Stress and Your Body: Building Awareness

Clinic Director Lynn Batalden recently participated in a multi-disciplinary project for NIU’s STEAM program. This project took a a recent novel,
Quarantine, by Lex Thomas, and brought it to life by playing out some of its dystopian implications with hundreds of high school students. Lynn was interviewed by the NIU team about the effects of stress on the body in order to help students learn how to recognize and cope with stress. We’ve condensed the info she provided for our newsletter/blog.

Lynn Batalden, physical therapist, physical therapy, dekalb, IL
Lynn Batalden, DPT, OCS

Stress impacts our body in many significant ways. We often have to respond to significant stress by being still and confined when in fact our system is designed to have us do just the opposite: RUN!

Our central nervous system is made up of the brain, spinal cord, and peripheral nerves. Within the central nervous system we have a somatic branch that makes up voluntary movement like lifting a box, and our autonomic nervous system, which controls everything in our body that we don’t have to think about.

Our autonomic system is split into two ways of working: one is called sympathetic and the other is parasympathetic. The sympathetic system governs what we’ve heard called our “fight or flight” response: when activated, our sympathetic nervous system tells our body to start fighting or break into a sprint and run away. The paraspympathetic nervous system works the opposite way: it’s more active at rest, after a meal, or while we are just relaxing. Here is a brief comparison of the two systems:

Becoming an observer – Activity-tracking technology like Apple watches or FitBits can monitor your heart rate and breathing rate and provide data on your body’s current state. These devices can be handy, even motivational; however, simply learning to recognize the effects of stress on your body can be an even more powerful tool because you’re learning to become an active observer of yourself. Being able to “check in” with yourself (“How does what I’m experiencing make me feel? How is my body reacting to how I feel?”) is a key concept we try to teach our patients as well as something practiced in activities like yoga and meditation.

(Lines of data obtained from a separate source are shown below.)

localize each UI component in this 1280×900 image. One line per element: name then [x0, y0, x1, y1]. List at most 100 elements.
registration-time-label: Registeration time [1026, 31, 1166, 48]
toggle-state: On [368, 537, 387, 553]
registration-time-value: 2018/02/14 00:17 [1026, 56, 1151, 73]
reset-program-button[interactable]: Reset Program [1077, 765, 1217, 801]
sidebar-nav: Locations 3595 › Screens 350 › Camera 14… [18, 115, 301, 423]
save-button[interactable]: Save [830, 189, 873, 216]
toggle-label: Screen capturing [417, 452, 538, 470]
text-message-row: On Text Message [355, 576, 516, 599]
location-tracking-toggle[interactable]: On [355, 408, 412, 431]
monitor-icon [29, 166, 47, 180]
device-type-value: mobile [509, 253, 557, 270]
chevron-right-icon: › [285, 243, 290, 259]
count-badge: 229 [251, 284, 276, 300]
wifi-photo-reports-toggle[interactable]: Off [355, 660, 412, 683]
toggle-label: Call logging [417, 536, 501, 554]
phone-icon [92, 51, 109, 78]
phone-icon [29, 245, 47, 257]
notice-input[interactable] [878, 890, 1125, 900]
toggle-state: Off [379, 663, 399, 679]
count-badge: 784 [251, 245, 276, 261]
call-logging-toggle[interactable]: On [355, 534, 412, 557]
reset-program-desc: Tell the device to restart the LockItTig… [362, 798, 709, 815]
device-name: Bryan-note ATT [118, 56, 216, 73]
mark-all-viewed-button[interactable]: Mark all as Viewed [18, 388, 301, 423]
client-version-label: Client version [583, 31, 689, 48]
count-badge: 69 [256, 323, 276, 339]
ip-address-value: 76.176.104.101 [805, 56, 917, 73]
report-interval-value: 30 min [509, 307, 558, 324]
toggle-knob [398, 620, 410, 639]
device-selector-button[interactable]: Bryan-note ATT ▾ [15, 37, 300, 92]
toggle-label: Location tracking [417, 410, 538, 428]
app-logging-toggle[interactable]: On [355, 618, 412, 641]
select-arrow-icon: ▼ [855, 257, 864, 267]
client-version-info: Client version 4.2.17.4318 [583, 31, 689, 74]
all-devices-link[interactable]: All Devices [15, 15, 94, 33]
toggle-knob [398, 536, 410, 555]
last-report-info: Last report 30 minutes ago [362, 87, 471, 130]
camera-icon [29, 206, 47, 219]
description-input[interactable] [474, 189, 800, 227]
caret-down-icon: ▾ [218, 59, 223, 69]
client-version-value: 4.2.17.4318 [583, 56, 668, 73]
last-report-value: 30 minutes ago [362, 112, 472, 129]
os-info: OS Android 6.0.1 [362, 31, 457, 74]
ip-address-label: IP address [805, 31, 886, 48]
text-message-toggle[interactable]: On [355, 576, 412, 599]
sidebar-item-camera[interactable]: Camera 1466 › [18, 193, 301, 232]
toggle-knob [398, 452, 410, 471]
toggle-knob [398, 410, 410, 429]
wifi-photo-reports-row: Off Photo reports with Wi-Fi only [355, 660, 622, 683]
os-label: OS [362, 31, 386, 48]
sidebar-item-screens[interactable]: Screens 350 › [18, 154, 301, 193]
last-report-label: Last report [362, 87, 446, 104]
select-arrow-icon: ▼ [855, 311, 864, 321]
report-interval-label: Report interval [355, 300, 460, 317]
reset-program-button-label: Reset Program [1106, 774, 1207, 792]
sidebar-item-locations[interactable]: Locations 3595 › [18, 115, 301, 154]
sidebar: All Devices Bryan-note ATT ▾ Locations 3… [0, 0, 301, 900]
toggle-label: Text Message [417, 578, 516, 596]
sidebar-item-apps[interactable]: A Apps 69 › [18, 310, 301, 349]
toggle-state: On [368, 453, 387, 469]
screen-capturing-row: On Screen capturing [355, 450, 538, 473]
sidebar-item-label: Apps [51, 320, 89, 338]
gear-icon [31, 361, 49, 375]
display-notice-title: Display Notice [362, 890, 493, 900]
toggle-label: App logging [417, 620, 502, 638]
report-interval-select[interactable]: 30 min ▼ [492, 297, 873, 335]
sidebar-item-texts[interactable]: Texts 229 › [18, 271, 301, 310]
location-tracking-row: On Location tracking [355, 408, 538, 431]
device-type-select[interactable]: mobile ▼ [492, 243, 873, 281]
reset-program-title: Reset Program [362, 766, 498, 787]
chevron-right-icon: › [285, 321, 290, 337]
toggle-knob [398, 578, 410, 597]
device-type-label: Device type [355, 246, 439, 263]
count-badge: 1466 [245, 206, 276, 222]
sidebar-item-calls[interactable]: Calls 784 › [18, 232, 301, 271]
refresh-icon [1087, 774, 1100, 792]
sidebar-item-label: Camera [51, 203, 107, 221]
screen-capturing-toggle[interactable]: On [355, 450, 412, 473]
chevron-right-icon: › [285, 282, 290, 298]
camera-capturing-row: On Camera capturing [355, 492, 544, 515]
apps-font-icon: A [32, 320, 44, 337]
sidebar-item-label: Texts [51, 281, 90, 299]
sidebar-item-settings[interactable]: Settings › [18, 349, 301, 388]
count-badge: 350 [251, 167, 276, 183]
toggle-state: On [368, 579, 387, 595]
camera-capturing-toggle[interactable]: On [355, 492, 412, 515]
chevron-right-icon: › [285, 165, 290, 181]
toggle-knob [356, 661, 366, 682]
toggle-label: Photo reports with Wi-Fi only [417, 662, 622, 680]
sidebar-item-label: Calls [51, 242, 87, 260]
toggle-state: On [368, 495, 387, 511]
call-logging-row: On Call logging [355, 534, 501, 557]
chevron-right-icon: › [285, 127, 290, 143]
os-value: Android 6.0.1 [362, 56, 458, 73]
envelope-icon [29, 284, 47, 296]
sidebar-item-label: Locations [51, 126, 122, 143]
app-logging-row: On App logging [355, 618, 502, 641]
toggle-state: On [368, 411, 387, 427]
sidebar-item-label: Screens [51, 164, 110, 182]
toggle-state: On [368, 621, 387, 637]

Breathing – One important way to begin checking in with yourself is to simply observe your own breathing. Does your chest feel constricted or open? Count while you are inhaling and count while you are exhaling. Notice if your in-breath and out-breath lasts more than 3-5 counts. If it is less than this, your breathing is constricted.

Traumatic experience – If you’ve experienced trauma, check in with yourself a month or two after the incident has passed. Notice if you have less enjoyment of family or friends. Notice if you react to situations with more intensity than you normally would. Seeing a counselor who practices Cognitive Behavioral Therapy could help with this.

Sudden Stress vs. Everyday Stress – Stress that is sudden, immediate, and dangerous needs to be handled a little different than everyday stress like an upcoming deadline, worrying about a test, work/family pressures. While the techniques I will tell you about can be used for everyday worry, the techniques you might use for everyday worry won’t work as well for sudden stress. Our classes at Creative Therapeutics are a great way to physically cope with stress, from Total Gym Gravity to Pelvicore Core Strengthening to Yoga and Yoga Nidra, which specifically address stress.

For sudden stress, try these techniques:

Run in place fast and hard for one minute, then lay down flat (or sit down) for one minute. Repeat this cycle 4-10 times and finish by laying as long as you would like.  This alternately stimulates the sympathetic and parasympathetic system and acts like a kind of massage.

Practice yoga for 30-90 minutes. Start out with a faster pace and harder poses that work the big muscles of the legs and shoulders. Then taper down to simpler poses that are on the floor and that stretch your muscles. Finish by laying on your back for 5-10 minutes and then by sitting up and practicing breathing techniques.

Play a game–especially a game that involves some movement. Remember that the body needs to burn off the desire to run away. If you’re able to have fun, that will stimulate the opposite chemicals in the brain that produce stress.

Do an activity that develops some sense of control. Participate in the plan of how to handle the situation, writing it out on paper may help to diffuse some anxiety.

Help another person who is struggling if they would like your help. A sense of community will help.

Be a participant in the activities that best suit you, instead of isolating yourself. Being more social will help to change your brain chemicals.

If you are religious, pray and/or pray with others.

Color or do an art project.

When you feel like the initial adrenaline is starting to wear off, try one of these two breathing techniques: (Both can be done every day, 1-6 times per day!)

  1. Count the length of your inhale and exhale. Increase the length of your exhale by 2-3 counts. Maintain this for 3-10 minutes.

Practice alternate nostril breathing. Use the thumb and the middle finger of one hand. Close off one nostril and breath in. Then close off the other nostril, opening the first one and breathe out. Continue alternating, each time after that make sure you both inhale and exhale out of each nostril. Repeat this cycle 12-24 times.